Example: Visual Data Exploration
Visual data exploration should be one of the first steps in data analysis. In fact, it should start right after reading a data set. The following examples are based on a data set showing the quality and prices of diamonds More info
Within this example, we will focus on basic R graphics. Of course, all of the example could also be realized using more advanced plotting libraries like lattice
or ggplot
.
Have a look at the first few lines of the data.
head(diamonds)
## carat cut color clarity depth table price x y z
## <dbl> <ord> <ord> <ord> <dbl> <dbl> <int> <dbl> <dbl> <dbl>
##1 0.23 Ideal E SI2 61.5 55 326 3.95 3.98 2.43
##2 0.21 Premium E SI1 59.8 61 326 3.89 3.84 2.31
##3 0.23 Good E VS1 56.9 65 327 4.05 4.07 2.31
##4 0.290 Premium I VS2 62.4 58 334 4.2 4.23 2.63
##5 0.31 Good J SI2 63.3 58 335 4.34 4.35 2.75
##6 0.24 Very Good J VVS2 62.8 57 336 3.94 3.96 2.48
BoxplotPermalink
A boxplot is probably the most fundamental way to perform a visual data exploration. It generally shows the median along with the 25% and 75% quartiles (box and line within) as well as the value range which is within a range of 1.5 times the inter-quartile range (i.e. the size of the box which is also called spread). Values outside the latter range are indicated as outliers. All those settings can be changed.
Producing a boxplot is straight forward (the x-axis lables are just the column names):
boxplot(diamonds$carat)
HistogramsPermalink
Histograms are usefull for getting an idea of the distribution of the dataset. Visualization is straight forward:
hist(diamonds$price)
ScatterplotPermalink
Scatterplot, i.e. the mother of all plots, focuses on the relationship between variables.
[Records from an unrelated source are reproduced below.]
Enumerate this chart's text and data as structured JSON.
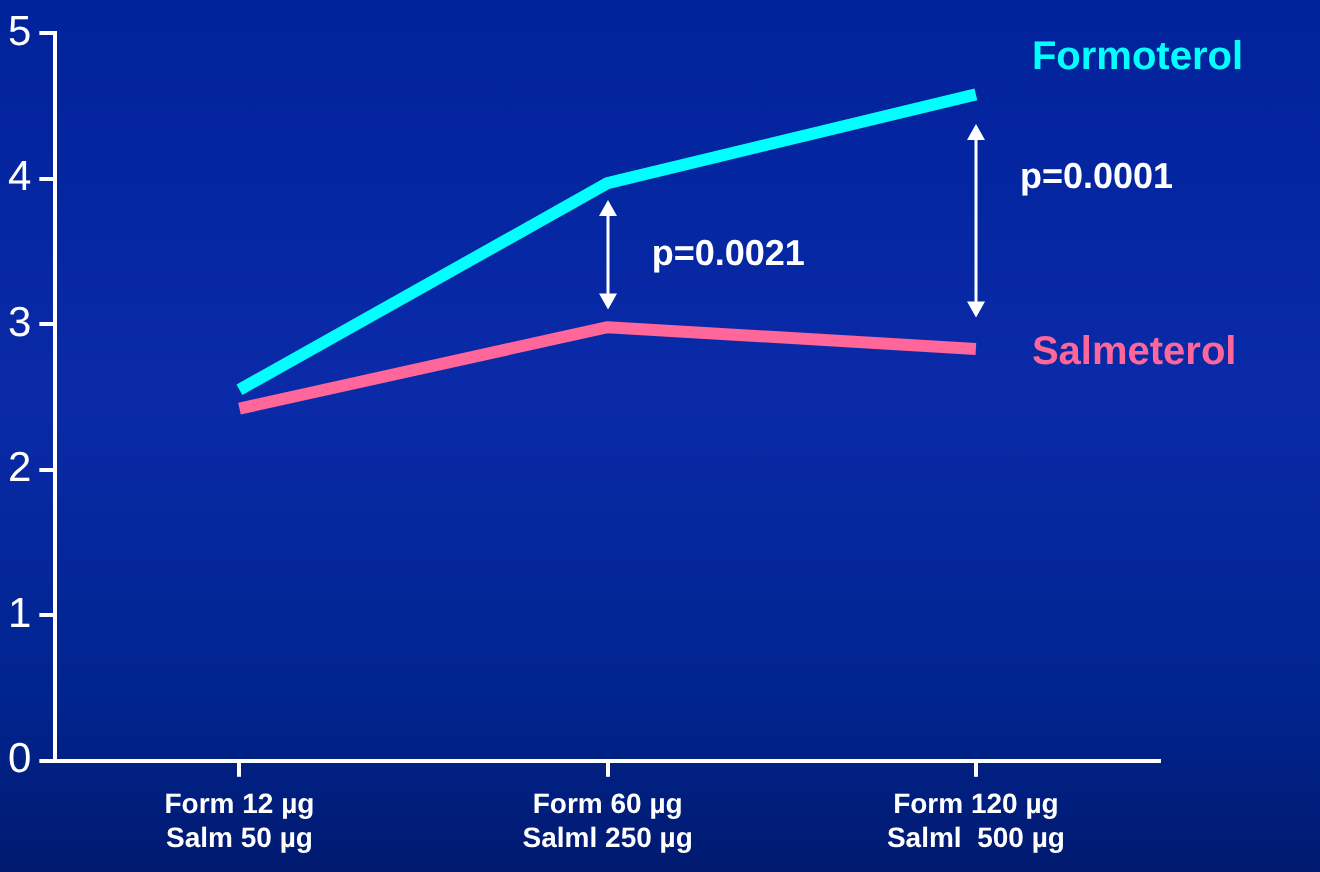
{
  "chart_data": {
    "type": "line",
    "categories": [
      "Form 12 µg\nSalm 50 µg",
      "Form 60 µg\nSalml 250 µg",
      "Form 120 µg\nSalml  500 µg"
    ],
    "series": [
      {
        "name": "Formoterol",
        "color": "#00ffff",
        "values": [
          2.55,
          3.97,
          4.58
        ]
      },
      {
        "name": "Salmeterol",
        "color": "#ff6699",
        "values": [
          2.42,
          2.98,
          2.83
        ]
      }
    ],
    "ylim": [
      0,
      5
    ],
    "yticks": [
      0,
      1,
      2,
      3,
      4,
      5
    ],
    "grid": false,
    "legend": false,
    "marker": "none",
    "line_style": "solid",
    "annotations": [
      "p=0.0021",
      "p=0.0001"
    ]
  }
}
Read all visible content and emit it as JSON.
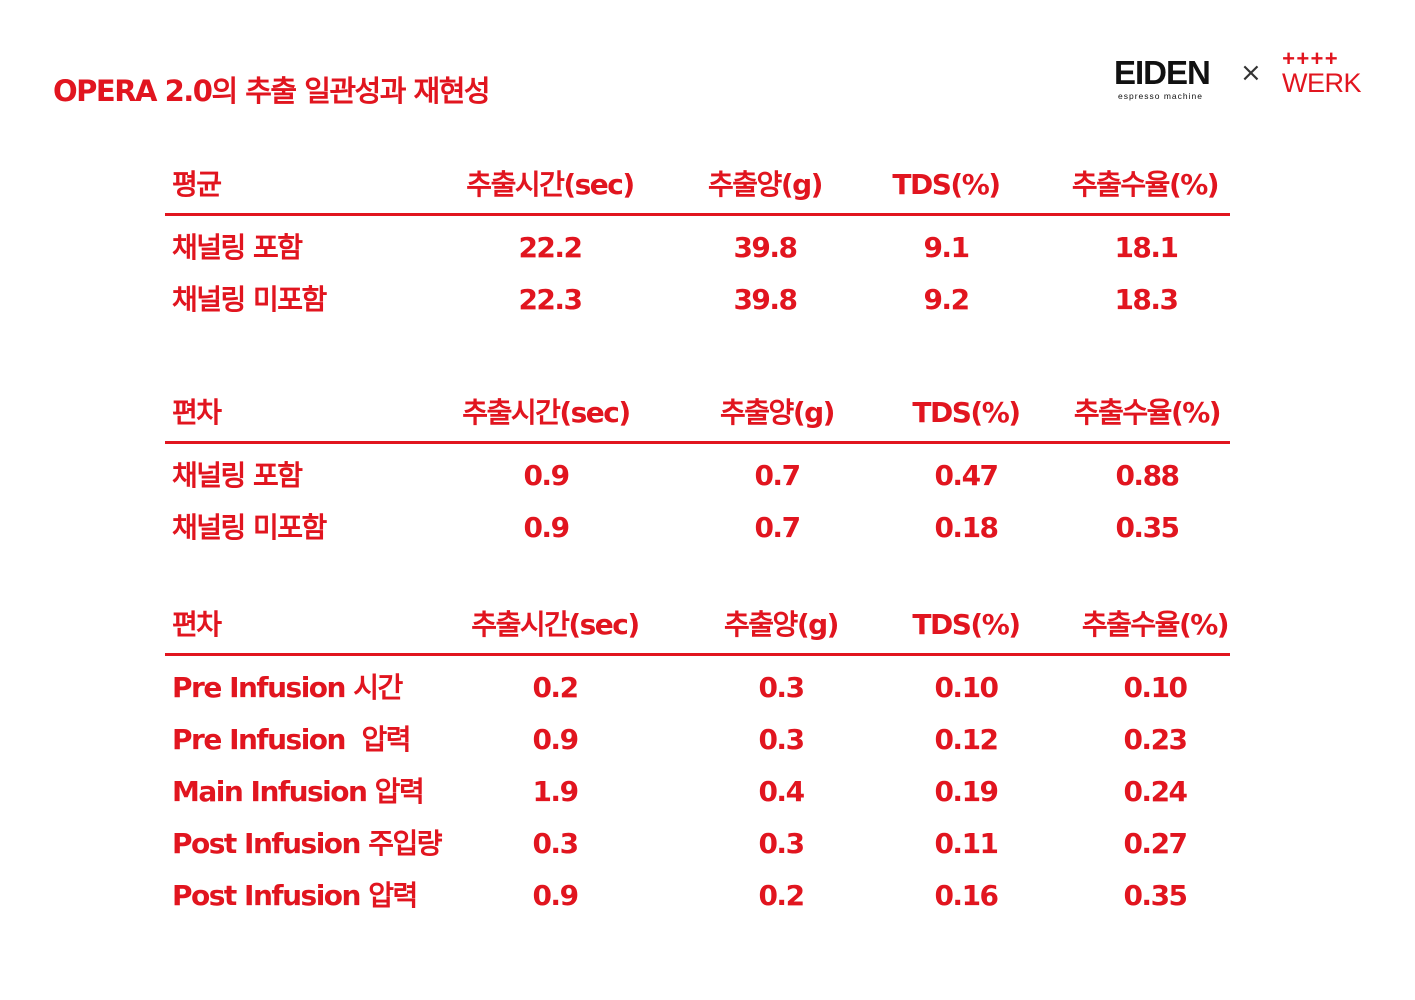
{
  "title": "OPERA 2.0의 추출 일관성과 재현성",
  "logo": {
    "brand_left": "EIDEN",
    "brand_left_sub": "espresso machine",
    "separator": "×",
    "brand_right_mark": "++++",
    "brand_right": "WERK"
  },
  "colors": {
    "accent": "#e1151f",
    "logo_text": "#111111"
  },
  "tables": [
    {
      "label": "평균",
      "columns": [
        "추출시간(sec)",
        "추출양(g)",
        "TDS(%)",
        "추출수율(%)"
      ],
      "rows": [
        {
          "label": "채널링 포함",
          "values": [
            "22.2",
            "39.8",
            "9.1",
            "18.1"
          ]
        },
        {
          "label": "채널링 미포함",
          "values": [
            "22.3",
            "39.8",
            "9.2",
            "18.3"
          ]
        }
      ]
    },
    {
      "label": "편차",
      "columns": [
        "추출시간(sec)",
        "추출양(g)",
        "TDS(%)",
        "추출수율(%)"
      ],
      "rows": [
        {
          "label": "채널링 포함",
          "values": [
            "0.9",
            "0.7",
            "0.47",
            "0.88"
          ]
        },
        {
          "label": "채널링 미포함",
          "values": [
            "0.9",
            "0.7",
            "0.18",
            "0.35"
          ]
        }
      ]
    },
    {
      "label": "편차",
      "columns": [
        "추출시간(sec)",
        "추출양(g)",
        "TDS(%)",
        "추출수율(%)"
      ],
      "rows": [
        {
          "label": "Pre Infusion 시간",
          "values": [
            "0.2",
            "0.3",
            "0.10",
            "0.10"
          ]
        },
        {
          "label": "Pre Infusion  압력",
          "values": [
            "0.9",
            "0.3",
            "0.12",
            "0.23"
          ]
        },
        {
          "label": "Main Infusion 압력",
          "values": [
            "1.9",
            "0.4",
            "0.19",
            "0.24"
          ]
        },
        {
          "label": "Post Infusion 주입량",
          "values": [
            "0.3",
            "0.3",
            "0.11",
            "0.27"
          ]
        },
        {
          "label": "Post Infusion 압력",
          "values": [
            "0.9",
            "0.2",
            "0.16",
            "0.35"
          ]
        }
      ]
    }
  ]
}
The x-axis should be used for the (more) independent variable, the y-axis for the (more) dependent variable.
Again, creating such a plot is very simple:
plot(x = diamonds$carat, y = diamonds$price)
The axis lables are just the column names of the data frame but for this stage of data analysis, this is more than fine. If you finally decide which graphic should be included in a final presentation (e.g. publication), then the right time for nice lables and other stuff has come. But priot to that, pimping is just a waste of time.
An alternative for plot(x = , y = )
is the use of the ~
symbol. In R the ~
can be read as “in relation to”.
plot(diamonds$price ~ diamonds$carat)
This creates the same scatterplot as before. However the arguments are switches inside the function. Read it like this: plot the price as a function of carat. This logic sometimes makes it easier to be consistent with the modelling logic we will use in this course.